她鬆開手,誅天劍“哐當”一聲插在腳邊的泥水裡。
“我爹是什麼人,我比你們清楚。”
她抬眼看向半空的殘影,眼神亮得驚人:
“守劍人守的是心,不是死規矩。我信他不會背叛,這關,我不按你的規矩過。”
話音落,她拔起劍,沒有刺向蘇恆,反而調轉劍尖,毫不猶豫刺向自己的胸口。
冰冷的劍刃剛碰到衣料,整個幻境突然像玻璃似的裂出密密麻麻的紋。
蘇恆臉上的譏誚瞬間消失,對著她笑了笑,抬手摸了摸她的頭,光影慢慢碎成了星屑。
周圍的怒罵聲、血腥味、冷意,所有東西都在飛速消散,暖金色的光從頭頂落下來,照得人渾身發暖。
“好,好,好!”
初代守劍人的殘影臉上露出笑意,捋著鬍子點頭:
“萬年來那麼多闖試煉的,要麼真斬了自己親人過了關,要麼心魔纏身死在裡面,你是第一個敢破我規矩的。”
他抬手一點,一道純金色光團鑽進蘇璇的眉心,是守劍人一脈失落了萬年的完整傳承,從基礎劍法到封禁秘術,所有資訊瞬間刻進她的識海。
蘇璇周身的冰藍色劍意暴漲,原本卡在半步不朽的壁壘瞬間碎得一乾二淨,修為一路衝到不朽境初期才穩住。
突破的氣浪掀得她衣袍獵獵作響,兜裡揣了半天的蜜棗滾出來,落在地上完好無損,還帶著點體溫。

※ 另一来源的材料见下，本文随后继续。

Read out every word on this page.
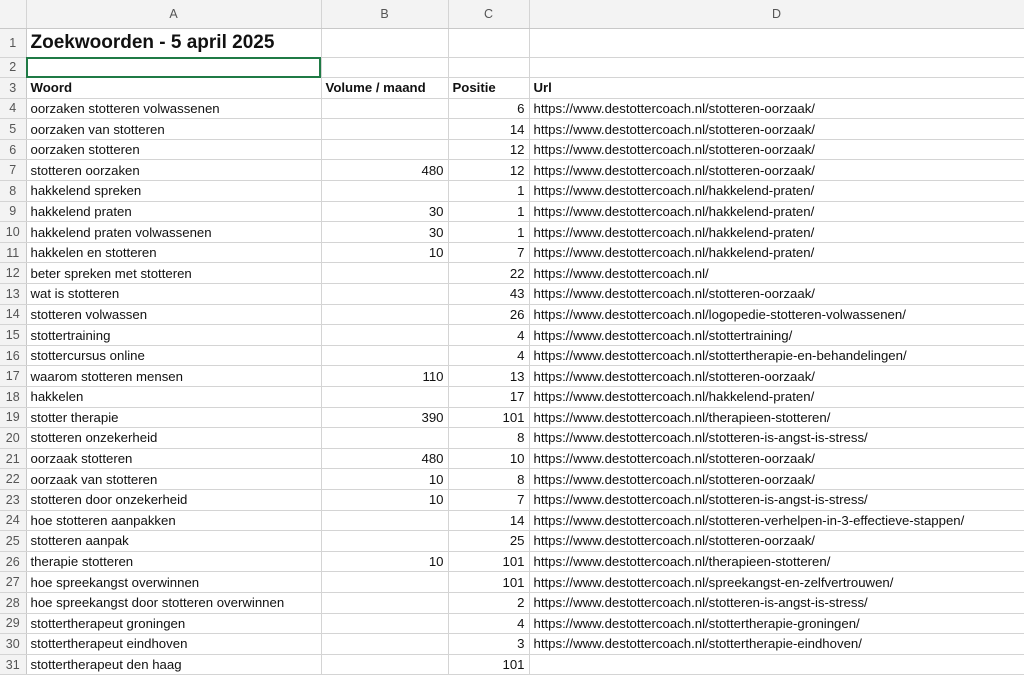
	A	B	C	D
1	Zoekwoorden - 5 april 2025			
2				
3	Woord	Volume / maand	Positie	Url
4	oorzaken stotteren volwassenen		6	https://www.destottercoach.nl/stotteren-oorzaak/
5	oorzaken van stotteren		14	https://www.destottercoach.nl/stotteren-oorzaak/
6	oorzaken stotteren		12	https://www.destottercoach.nl/stotteren-oorzaak/
7	stotteren oorzaken	480	12	https://www.destottercoach.nl/stotteren-oorzaak/
8	hakkelend spreken		1	https://www.destottercoach.nl/hakkelend-praten/
9	hakkelend praten	30	1	https://www.destottercoach.nl/hakkelend-praten/
10	hakkelend praten volwassenen	30	1	https://www.destottercoach.nl/hakkelend-praten/
11	hakkelen en stotteren	10	7	https://www.destottercoach.nl/hakkelend-praten/
12	beter spreken met stotteren		22	https://www.destottercoach.nl/
13	wat is stotteren		43	https://www.destottercoach.nl/stotteren-oorzaak/
14	stotteren volwassen		26	https://www.destottercoach.nl/logopedie-stotteren-volwassenen/
15	stottertraining		4	https://www.destottercoach.nl/stottertraining/
16	stottercursus online		4	https://www.destottercoach.nl/stottertherapie-en-behandelingen/
17	waarom stotteren mensen	110	13	https://www.destottercoach.nl/stotteren-oorzaak/
18	hakkelen		17	https://www.destottercoach.nl/hakkelend-praten/
19	stotter therapie	390	101	https://www.destottercoach.nl/therapieen-stotteren/
20	stotteren onzekerheid		8	https://www.destottercoach.nl/stotteren-is-angst-is-stress/
21	oorzaak stotteren	480	10	https://www.destottercoach.nl/stotteren-oorzaak/
22	oorzaak van stotteren	10	8	https://www.destottercoach.nl/stotteren-oorzaak/
23	stotteren door onzekerheid	10	7	https://www.destottercoach.nl/stotteren-is-angst-is-stress/
24	hoe stotteren aanpakken		14	https://www.destottercoach.nl/stotteren-verhelpen-in-3-effectieve-stappen/
25	stotteren aanpak		25	https://www.destottercoach.nl/stotteren-oorzaak/
26	therapie stotteren	10	101	https://www.destottercoach.nl/therapieen-stotteren/
27	hoe spreekangst overwinnen		101	https://www.destottercoach.nl/spreekangst-en-zelfvertrouwen/
28	hoe spreekangst door stotteren overwinnen		2	https://www.destottercoach.nl/stotteren-is-angst-is-stress/
29	stottertherapeut groningen		4	https://www.destottercoach.nl/stottertherapie-groningen/
30	stottertherapeut eindhoven		3	https://www.destottercoach.nl/stottertherapie-eindhoven/
31	stottertherapeut den haag		101	
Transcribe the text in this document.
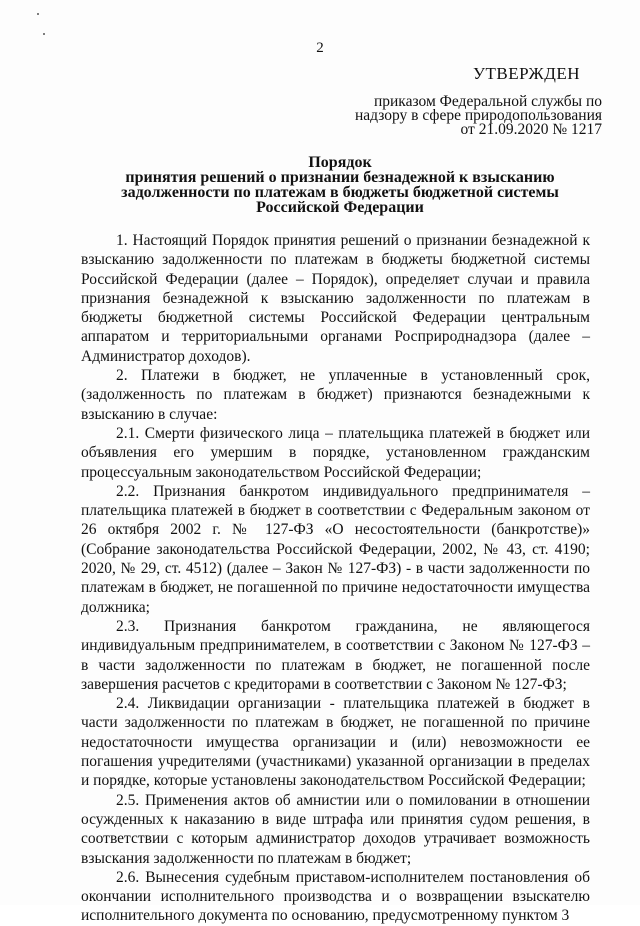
2
УТВЕРЖДЕН
приказом Федеральной службы по
надзору в сфере природопользования
от 21.09.2020 № 1217
Порядок
принятия решений о признании безнадежной к взысканию
задолженности по платежам в бюджеты бюджетной системы
Российской Федерации

1. Настоящий Порядок принятия решений о признании безнадежной к взысканию задолженности по платежам в бюджеты бюджетной системы Российской Федерации (далее – Порядок), определяет случаи и правила признания безнадежной к взысканию задолженности по платежам в бюджеты бюджетной системы Российской Федерации центральным аппаратом и территориальными органами Росприроднадзора (далее – Администратор доходов).

2. Платежи в бюджет, не уплаченные в установленный срок, (задолженность по платежам в бюджет) признаются безнадежными к взысканию в случае:

2.1. Смерти физического лица – плательщика платежей в бюджет или объявления его умершим в порядке, установленном гражданским процессуальным законодательством Российской Федерации;

2.2. Признания банкротом индивидуального предпринимателя – плательщика платежей в бюджет в соответствии с Федеральным законом от 26 октября 2002 г. № 127-ФЗ «О несостоятельности (банкротстве)» (Собрание законодательства Российской Федерации, 2002, № 43, ст. 4190; 2020, № 29, ст. 4512) (далее – Закон № 127-ФЗ) - в части задолженности по платежам в бюджет, не погашенной по причине недостаточности имущества должника;

2.3. Признания банкротом гражданина, не являющегося индивидуальным предпринимателем, в соответствии с Законом № 127-ФЗ – в части задолженности по платежам в бюджет, не погашенной после завершения расчетов с кредиторами в соответствии с Законом № 127-ФЗ;

2.4. Ликвидации организации - плательщика платежей в бюджет в части задолженности по платежам в бюджет, не погашенной по причине недостаточности имущества организации и (или) невозможности ее погашения учредителями (участниками) указанной организации в пределах и порядке, которые установлены законодательством Российской Федерации;

2.5. Применения актов об амнистии или о помиловании в отношении осужденных к наказанию в виде штрафа или принятия судом решения, в соответствии с которым администратор доходов утрачивает возможность взыскания задолженности по платежам в бюджет;

2.6. Вынесения судебным приставом-исполнителем постановления об окончании исполнительного производства и о возвращении взыскателю исполнительного документа по основанию, предусмотренному пунктом 3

她抬眼看向殘影,目光掃過的地方,連殘影周身流轉的靈力脈絡都纖毫畢現。
插在地上的誅天劍嗡鳴一聲,自動飛到她手裡,劍身上的冰蓮紋亮得刺眼,劍重比之前輕了三分之一,揮劍時劍意凝實得幾乎成實質。
她剛站穩,腳邊就掉出來個封著火漆的信封,邊角磨得發白,封面上是蘇恆的字跡,寫著“吾女蘇璇親啟”。
蘇璇彎腰撿起來,拆開火漆,剛看了兩行“當年弒主實乃與吞天之主約定,為藏星鑰瞞過聖族耳目”,劍冢外面突然傳來震天的狂笑。
暗紫色的暗蝕毒霧順著門縫往裡面灌,還混著若有若無的追蹤蠱氣味——是之前蘇璇突圍時不小心沾到的暗蝕蟲卵,難怪對方能精準找到這裡。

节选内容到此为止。